Everly found the resistance to these changes daunting.  Some schools in Durham did all they could to "opt out" of change.  Some parent groups, unable to accept success of minority students, pressed to have the curriculum changes reversed.  Everly's doctoral research was showing that the change was real.  White students' achievement was going up.  Black students' achievement was going up even faster and the gap was closing significantly.  RAMP was good for all groups.  But social inertia can't always handle the truth.  People make up their minds based on deeply embedded prejudices that keep them from seeing the light that is breaking in.  Some high administrators decided that they would rather stop the complaints than try to understand and defend the progress.  Everly was "reassigned" within the school district to work on a project she philosophically opposed, a clear invitation to find another job.
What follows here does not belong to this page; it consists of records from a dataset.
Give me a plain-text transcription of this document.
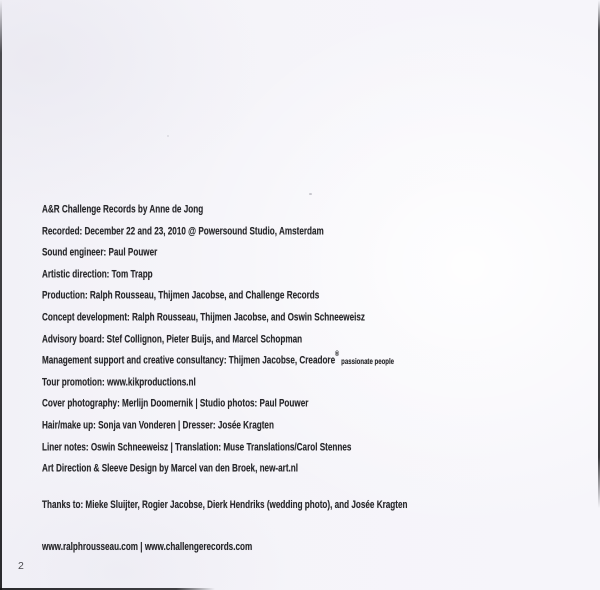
A&R Challenge Records by Anne de Jong
Recorded: December 22 and 23, 2010 @ Powersound Studio, Amsterdam
Sound engineer: Paul Pouwer
Artistic direction: Tom Trapp
Production: Ralph Rousseau, Thijmen Jacobse, and Challenge Records
Concept development: Ralph Rousseau, Thijmen Jacobse, and Oswin Schneeweisz
Advisory board: Stef Collignon, Pieter Buijs, and Marcel Schopman
Management support and creative consultancy: Thijmen Jacobse, Creadore®passionate people
Tour promotion: www.kikproductions.nl
Cover photography: Merlijn Doomernik | Studio photos: Paul Pouwer
Hair/make up: Sonja van Vonderen | Dresser: Josée Kragten
Liner notes: Oswin Schneeweisz | Translation: Muse Translations/Carol Stennes
Art Direction & Sleeve Design by Marcel van den Broek, new-art.nl
Thanks to: Mieke Sluijter, Rogier Jacobse, Dierk Hendriks (wedding photo), and Josée Kragten
www.ralphrousseau.com | www.challengerecords.com
2
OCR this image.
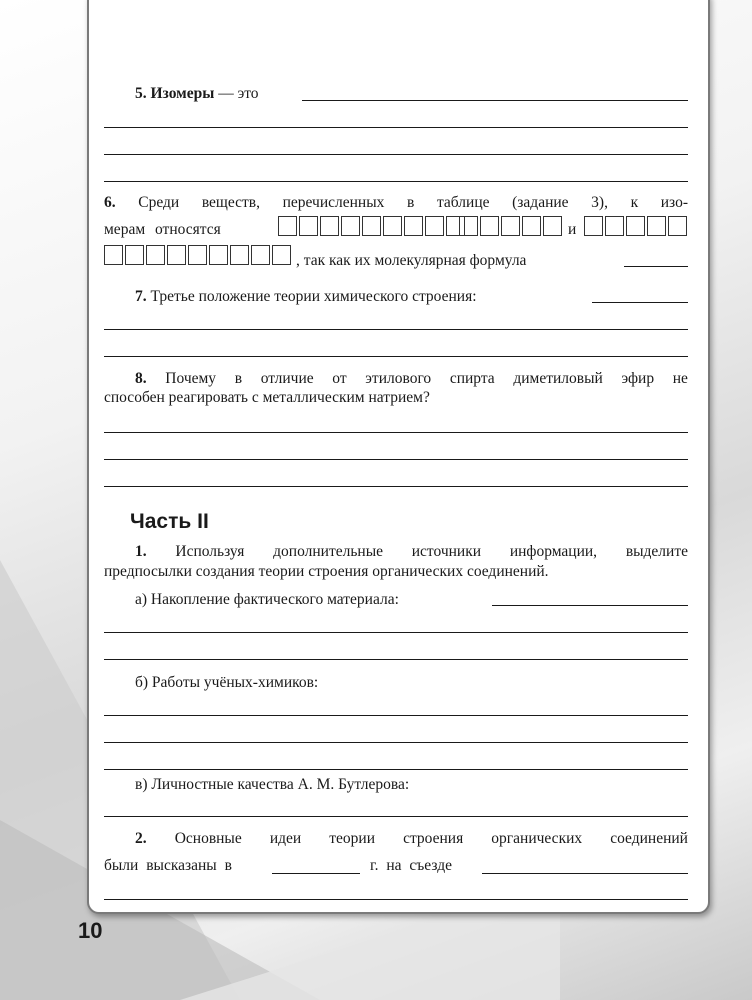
5. Изомеры — это
6. Среди веществ, перечисленных в таблице (задание 3), к изо-
мерам относятся	и
, так как их молекулярная формула
7. Третье положение теории химического строения:
8. Почему в отличие от этилового спирта диметиловый эфир не
способен реагировать с металлическим натрием?
Часть II
1. Используя дополнительные источники информации, выделите
предпосылки создания теории строения органических соединений.
а) Накопление фактического материала:
б) Работы учёных-химиков:
в) Личностные качества А. М. Бутлерова:
2. Основные идеи теории строения органических соединений
были высказаны в	г. на съезде
10
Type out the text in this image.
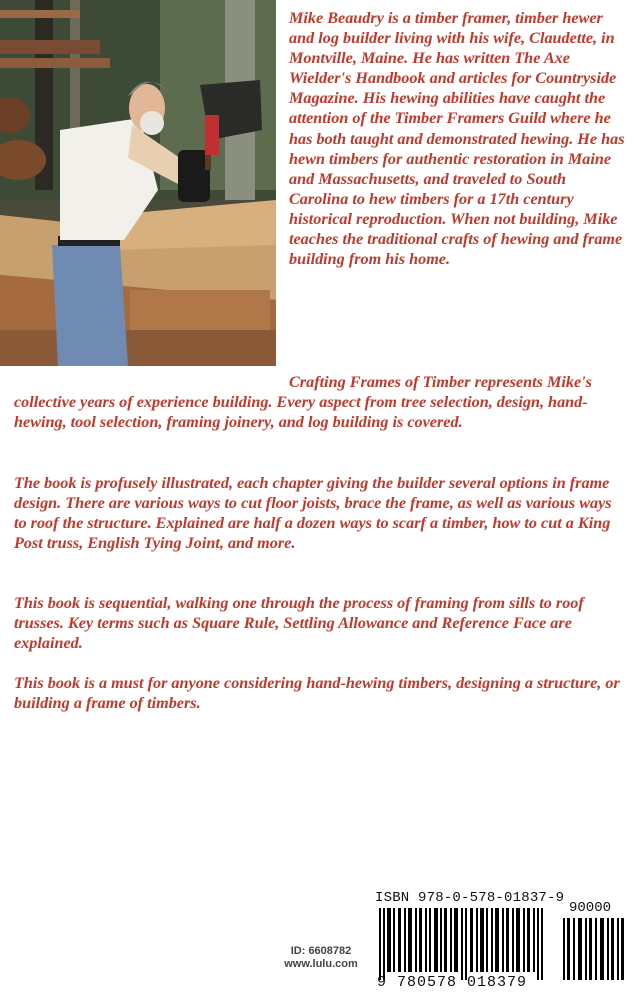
Mike Beaudry is a timber framer, timber hewer and log builder living with his wife, Claudette, in Montville, Maine. He has written The Axe Wielder's Handbook and articles for Countryside Magazine. His hewing abilities have caught the attention of the Timber Framers Guild where he has both taught and demonstrated hewing. He has hewn timbers for authentic restoration in Maine and Massachusetts, and traveled to South Carolina to hew timbers for a 17th century historical reproduction. When not building, Mike teaches the traditional crafts of hewing and frame building from his home.
Crafting Frames of Timber represents Mike's collective years of experience building. Every aspect from tree selection, design, hand-hewing, tool selection, framing joinery, and log building is covered.
The book is profusely illustrated, each chapter giving the builder several options in frame design. There are various ways to cut floor joists, brace the frame, as well as various ways to roof the structure. Explained are half a dozen ways to scarf a timber, how to cut a King Post truss, English Tying Joint, and more.
This book is sequential, walking one through the process of framing from sills to roof trusses. Key terms such as Square Rule, Settling Allowance and Reference Face are explained.
This book is a must for anyone considering hand-hewing timbers, designing a structure, or building a frame of timbers.
ID: 6608782
www.lulu.com
ISBN 978-0-578-01837-9
90000
9 780578 018379
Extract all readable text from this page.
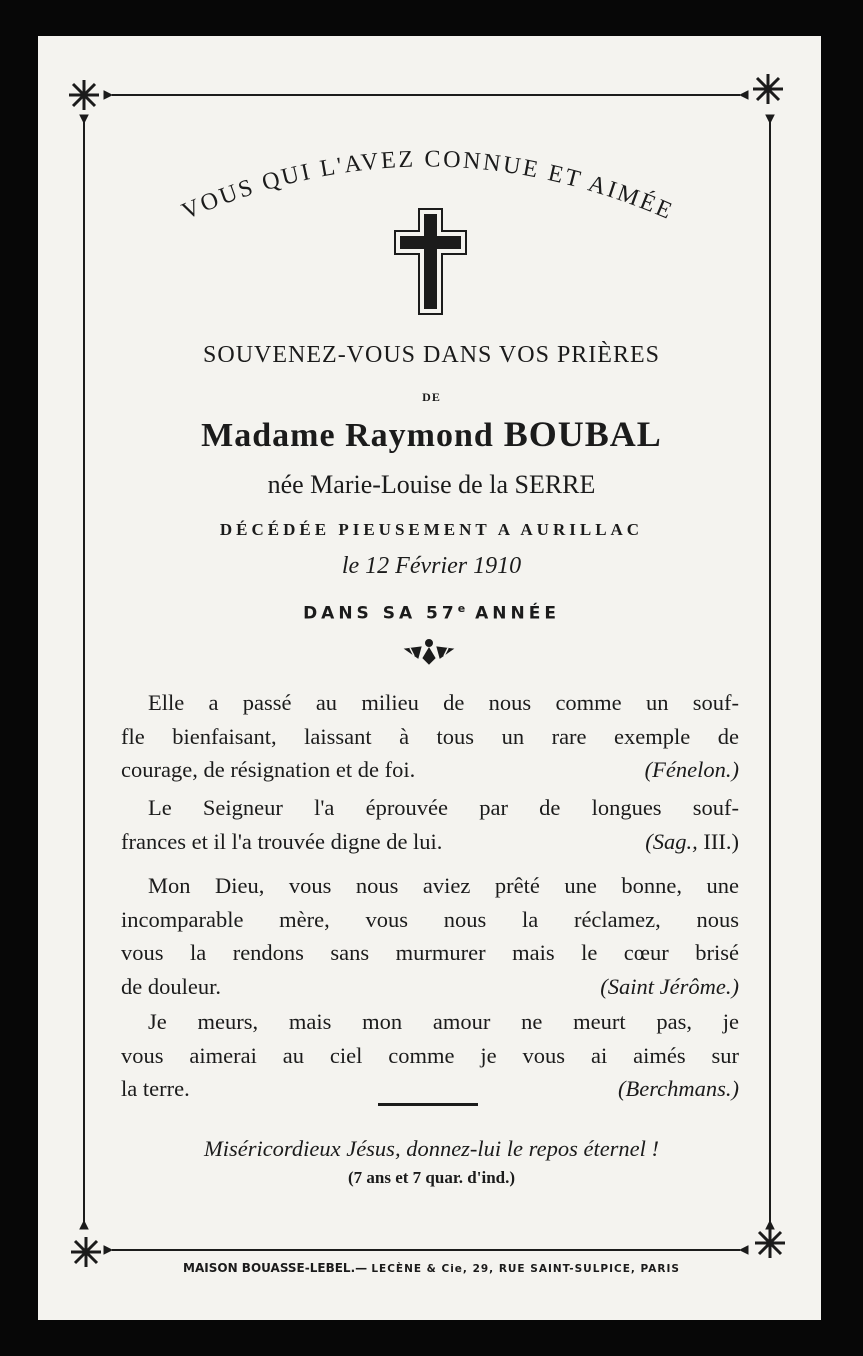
VOUS QUI L'AVEZ CONNUE ET AIMÉE
SOUVENEZ-VOUS DANS VOS PRIÈRES
DE
Madame Raymond BOUBAL
née Marie-Louise de la SERRE
DÉCÉDÉE PIEUSEMENT A AURILLAC
le 12 Février 1910
DANS SA 57e ANNÉE
Elle a passé au milieu de nous comme un souf-
fle bienfaisant, laissant à tous un rare exemple de
courage, de résignation et de foi.	(Fénelon.)
Le Seigneur l'a éprouvée par de longues souf-
frances et il l'a trouvée digne de lui.	(Sag., III.)
Mon Dieu, vous nous aviez prêté une bonne, une
incomparable mère, vous nous la réclamez, nous
vous la rendons sans murmurer mais le cœur brisé
de douleur.	(Saint Jérôme.)
Je meurs, mais mon amour ne meurt pas, je
vous aimerai au ciel comme je vous ai aimés sur
la terre.	(Berchmans.)
Miséricordieux Jésus, donnez-lui le repos éternel !
(7 ans et 7 quar. d'ind.)
MAISON BOUASSE-LEBEL.— LECÈNE & Cie, 29, RUE SAINT-SULPICE, PARIS
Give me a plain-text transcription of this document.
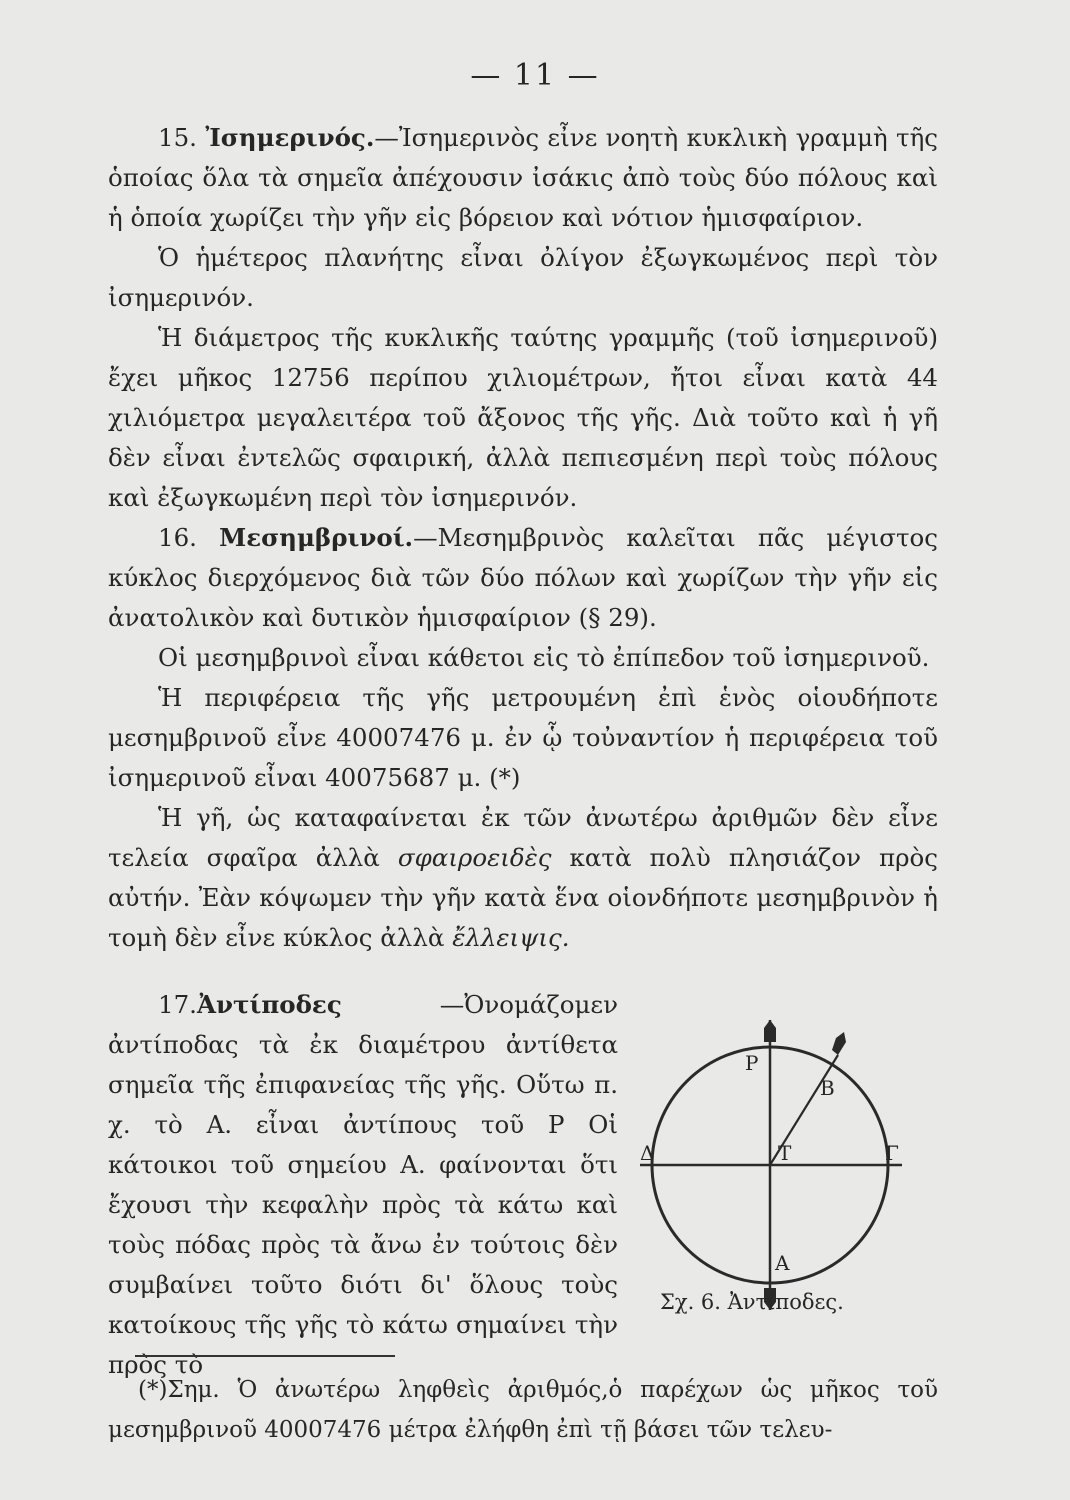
— 11 —

15. Ἰσημερινός.—Ἰσημερινὸς εἶνε νοητὴ κυκλικὴ γραμμὴ τῆς ὁποίας ὅλα τὰ σημεῖα ἀπέχουσιν ἰσάκις ἀπὸ τοὺς δύο πόλους καὶ ἡ ὁποία χωρίζει τὴν γῆν εἰς βόρειον καὶ νότιον ἡμισφαίριον.

Ὁ ἡμέτερος πλανήτης εἶναι ὀλίγον ἐξωγκωμένος περὶ τὸν ἰσημερινόν.

Ἡ διάμετρος τῆς κυκλικῆς ταύτης γραμμῆς (τοῦ ἰσημερινοῦ) ἔχει μῆκος 12756 περίπου χιλιομέτρων, ἤτοι εἶναι κατὰ 44 χιλιόμετρα μεγαλειτέρα τοῦ ἄξονος τῆς γῆς. Διὰ τοῦτο καὶ ἡ γῆ δὲν εἶναι ἐντελῶς σφαιρική, ἀλλὰ πεπιεσμένη περὶ τοὺς πόλους καὶ ἐξωγκωμένη περὶ τὸν ἰσημερινόν.

16. Μεσημβρινοί.—Μεσημβρινὸς καλεῖται πᾶς μέγιστος κύκλος διερχόμενος διὰ τῶν δύο πόλων καὶ χωρίζων τὴν γῆν εἰς ἀνατολικὸν καὶ δυτικὸν ἡμισφαίριον (§ 29).

Οἱ μεσημβρινοὶ εἶναι κάθετοι εἰς τὸ ἐπίπεδον τοῦ ἰσημερινοῦ.

Ἡ περιφέρεια τῆς γῆς μετρουμένη ἐπὶ ἑνὸς οἱουδήποτε μεσημβρινοῦ εἶνε 40007476 μ. ἐν ᾧ τοὐναντίον ἡ περιφέρεια τοῦ ἰσημερινοῦ εἶναι 40075687 μ. (*)

Ἡ γῆ, ὡς καταφαίνεται ἐκ τῶν ἀνωτέρω ἀριθμῶν δὲν εἶνε τελεία σφαῖρα ἀλλὰ σφαιροειδὲς κατὰ πολὺ πλησιάζον πρὸς αὐτήν. Ἐὰν κόψωμεν τὴν γῆν κατὰ ἕνα οἱονδήποτε μεσημβρινὸν ἡ τομὴ δὲν εἶνε κύκλος ἀλλὰ ἔλλειψις.

17.Ἀντίποδες	—Ὀνομάζομεν ἀντίποδας τὰ ἐκ διαμέτρου ἀντίθετα σημεῖα τῆς ἐπιφανείας τῆς γῆς. Οὕτω π. χ. τὸ Α. εἶναι ἀντίπους τοῦ Ρ Οἱ κάτοικοι τοῦ σημείου Α. φαίνονται ὅτι ἔχουσι τὴν κεφαλὴν πρὸς τὰ κάτω καὶ τοὺς πόδας πρὸς τὰ ἄνω ἐν τούτοις δὲν συμβαίνει τοῦτο διότι δι' ὅλους τοὺς κατοίκους τῆς γῆς τὸ κάτω σημαίνει τὴν πρὸς τὸ

Ρ
Β
Δ	Τ	Γ
Α
Σχ. 6. Ἀντίποδες.

(*)Σημ. Ὁ ἀνωτέρω ληφθεὶς ἀριθμός,ὁ παρέχων ὡς μῆκος τοῦ μεσημβρινοῦ 40007476 μέτρα ἐλήφθη ἐπὶ τῇ βάσει τῶν τελευ-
She was quickly snatched up by the North Carolina Department of Public Instruction, and she carried her research and agenda to address the statewide curriculum.  After several years of successful work for North Carolina, she went to the Texas Education Agency to lead a statewide curriculum reform there in the second largest state school system in the US.  She made many important steps there, including having a curriculum reform adopted by the State Board of Education.  It was her last professional action, and the final vote took place while she was in the hospital struggling through her first chemotherapy treatments.

Bodies don't mark off some for intellectual achievement and others for backbreaking labor.  Failure to innovate, to listen, to teach creatively and constructively are the central barriers to achievement in mathematics.  May Everly's tribe increase, and may her work continue to inspire and bear fruit for all children.